Chronic pain is all in your brain: Scientists

Chronic pain

Ever wondered why some people experience chronic pain than others from similar injuries? It's because their brains are hardwired differently to respond to injuries, scientists say.

A team led by Prof Vania Apakarian from the Northwestern University in Chicago found that the emotional state of the

brain plays a key role in how a person responds to injuries.

In their first longitudinal brain imaging study, the team tracked participants with a back injury and found that chronic

pain emerges as a result of an emotional response to an injury

and the process involves interaction between two brain regions, frontal cortex and nucleus accumbens, that are linked to emotional and motivational behaviour.

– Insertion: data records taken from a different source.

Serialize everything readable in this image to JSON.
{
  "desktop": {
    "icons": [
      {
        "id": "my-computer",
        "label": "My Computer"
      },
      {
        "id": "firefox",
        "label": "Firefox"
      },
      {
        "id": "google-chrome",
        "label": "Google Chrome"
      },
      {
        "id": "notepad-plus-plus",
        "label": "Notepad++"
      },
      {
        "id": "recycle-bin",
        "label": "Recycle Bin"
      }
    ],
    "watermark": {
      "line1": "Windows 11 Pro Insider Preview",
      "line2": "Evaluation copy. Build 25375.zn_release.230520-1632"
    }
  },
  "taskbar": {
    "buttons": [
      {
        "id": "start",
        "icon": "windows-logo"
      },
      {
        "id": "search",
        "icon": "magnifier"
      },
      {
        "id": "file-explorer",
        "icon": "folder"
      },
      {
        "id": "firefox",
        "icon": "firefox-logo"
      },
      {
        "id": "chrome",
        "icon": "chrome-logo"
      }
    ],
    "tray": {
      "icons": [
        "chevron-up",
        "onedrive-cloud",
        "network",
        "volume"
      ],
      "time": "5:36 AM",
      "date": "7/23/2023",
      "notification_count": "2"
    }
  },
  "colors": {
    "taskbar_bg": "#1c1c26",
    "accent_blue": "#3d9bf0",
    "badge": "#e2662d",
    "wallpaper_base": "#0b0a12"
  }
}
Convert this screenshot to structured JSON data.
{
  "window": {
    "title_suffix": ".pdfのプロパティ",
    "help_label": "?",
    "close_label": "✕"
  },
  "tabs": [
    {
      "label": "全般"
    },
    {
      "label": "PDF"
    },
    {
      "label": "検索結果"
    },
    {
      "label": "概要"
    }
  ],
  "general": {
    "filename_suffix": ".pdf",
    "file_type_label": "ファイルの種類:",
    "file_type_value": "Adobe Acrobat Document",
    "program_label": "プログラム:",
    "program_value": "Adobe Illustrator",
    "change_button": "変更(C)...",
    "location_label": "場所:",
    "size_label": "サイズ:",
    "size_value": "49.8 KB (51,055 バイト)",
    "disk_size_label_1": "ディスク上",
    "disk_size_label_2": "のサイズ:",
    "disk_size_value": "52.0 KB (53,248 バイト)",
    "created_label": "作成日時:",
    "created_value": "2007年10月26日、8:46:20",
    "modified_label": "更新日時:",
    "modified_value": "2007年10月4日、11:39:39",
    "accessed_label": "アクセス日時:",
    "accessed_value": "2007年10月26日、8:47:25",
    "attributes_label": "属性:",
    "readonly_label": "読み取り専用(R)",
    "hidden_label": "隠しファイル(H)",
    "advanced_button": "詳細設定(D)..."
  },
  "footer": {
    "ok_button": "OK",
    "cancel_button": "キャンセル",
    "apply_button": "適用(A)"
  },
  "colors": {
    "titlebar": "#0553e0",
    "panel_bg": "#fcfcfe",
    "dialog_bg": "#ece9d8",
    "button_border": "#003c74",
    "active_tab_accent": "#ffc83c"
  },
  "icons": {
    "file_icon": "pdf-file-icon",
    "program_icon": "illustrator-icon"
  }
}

"The injury itself is not enough to explain the ongoing pain. It has to do with the injury combined with the state of the brain," Prof Apakarian was quoted as saying by the Daily Telegraph.

The more emotionally the brain reacted to the initial injury, the more likely it was that pain will persist after the injury has healed, he said.

Prof Apakarian added: "It may be that these sections of the brain are more excited to begin with in certain individuals, or there may be genetic and environmental influences that predispose these brain regions to interact at an excitable level."

The study involved 40 volunteers who had all suffered an episode of back pain lasting one to four months. Four brain

scans were carried out on each participant over the course of one year.

The results, published in journal Nature Neuroscience, made it possible to predict with 85 per cent accuracy which individuals would go on to develop chronic pain.

The nucleus accumbens teaches the rest of the brain how to evaluate and react to the outside world.

Prof Apakarian said it may use the initial pain signal to teach other parts of the brain to develop chronic pain.